Surviving the Fall of Saigon Part I #500wordsaday – Day 10

I am sitting outside underneath an overhang as the rain falls around me. It is June 2015 and I’m in Ban Lung, Cambodia, a small town in the the north-eastern part of the country known for jungle trekking and less-touristy terrain. I’m alone and loving it. There are less than five other people staying where I’m at and we all have separate cabanas. 

A Chinese man who speaks literally zero English invites me to eat lunch with him and another guest. I know he’s inviting me by the universal sign language of hand to mouth, his smile, and his repetitive pointing to the dining area. I’m not really hungry but I accept anyways – his gesture is too sweet to decline and I’m open to sharing space with others for a bit. 

He doesn’t speak during the meal, but smiles the entire time. The other woman joining is a short, strong Vietnamese-American who has been Google translating conversation with the Chinese man all morning. She is sweet, kind and talkative, and commends me for traveling alone. “I really appreciate how the culture in the United States encourages traveling and independence.”, she shares. She is 60 years old and her Vietnamese mother still frowns upon for traveling solo. It held her back from doing so until she turned 50 and decided every year for the rest of her life she would travel alone somewhere in the world. This was her 10th year, and she chose to visit Cambodia. I embrace the reminder of how truly blessed I am – not only to have the chance to be traveling but to have the freedom. My entire body fills with gratitude for my ancestors, for those who have worked to give me the freedom I so easily take for granted, the family I have that supports my unconventional ways. I share this with her – my appreciation, my gratitude – and she begins to share her story. 

It is 1975 during the fall of Saigon and she is living in the city with her family.
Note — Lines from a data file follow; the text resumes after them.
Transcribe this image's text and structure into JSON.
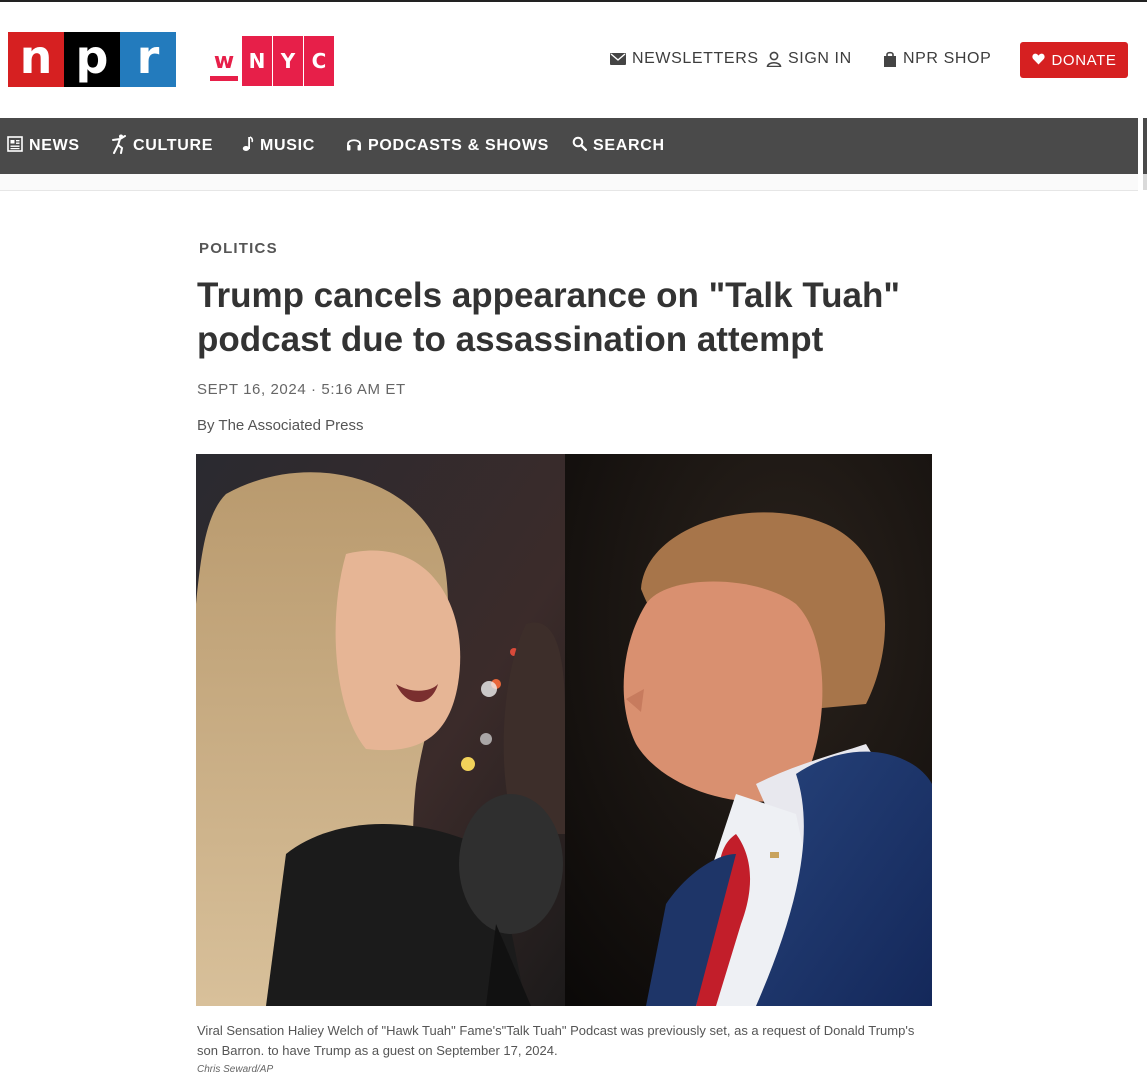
{
  "brand": {
    "npr_letters": [
      "n",
      "p",
      "r"
    ],
    "wnyc_letters": [
      "w",
      "N",
      "Y",
      "C"
    ],
    "colors": {
      "npr_red": "#d62021",
      "npr_black": "#000000",
      "npr_blue": "#237bbd",
      "wnyc_pink": "#e71f49",
      "nav_bg": "#4a4a4a"
    }
  },
  "utility": {
    "newsletters": "NEWSLETTERS",
    "sign_in": "SIGN IN",
    "shop": "NPR SHOP",
    "donate": "DONATE"
  },
  "nav": {
    "items": [
      {
        "label": "NEWS",
        "icon": "newspaper-icon"
      },
      {
        "label": "CULTURE",
        "icon": "dancer-icon"
      },
      {
        "label": "MUSIC",
        "icon": "music-note-icon"
      },
      {
        "label": "PODCASTS & SHOWS",
        "icon": "headphones-icon"
      },
      {
        "label": "SEARCH",
        "icon": "search-icon"
      }
    ]
  },
  "article": {
    "section": "POLITICS",
    "headline": "Trump cancels appearance on \"Talk Tuah\" podcast due to assassination attempt",
    "dateline": "SEPT 16, 2024 · 5:16 AM ET",
    "byline": "By The Associated Press",
    "caption": "Viral Sensation Haliey Welch of \"Hawk Tuah\" Fame's\"Talk Tuah\" Podcast was previously set, as a request of Donald Trump's son Barron. to have Trump as a guest on September 17, 2024.",
    "credit": "Chris Seward/AP"
  }
}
Her parents decide, like thousands of others, to risk their lives and flee. They decide they will send the children first, the parents and grandparents following after. She is 17 years old and the oldest of four – her three younger siblings 12, 10 and 9 years old. The family musters up $10,000 – $2,500 per child – to give to a family friend who promises to take the four kids safely across the sea. At a stop in Guam the family friend who’d been paid and entrusted to care for the children abandons them and leaves without notice overnight.

Red Cross picks the four children up and takes them to begin a new life in an orphanage camp. She is moved to Camp Pendleton in California into a 10 zone refugee camp where she spends the next six months with no word or knowledge of how the rest of her family is, where they are, or if they are even alive.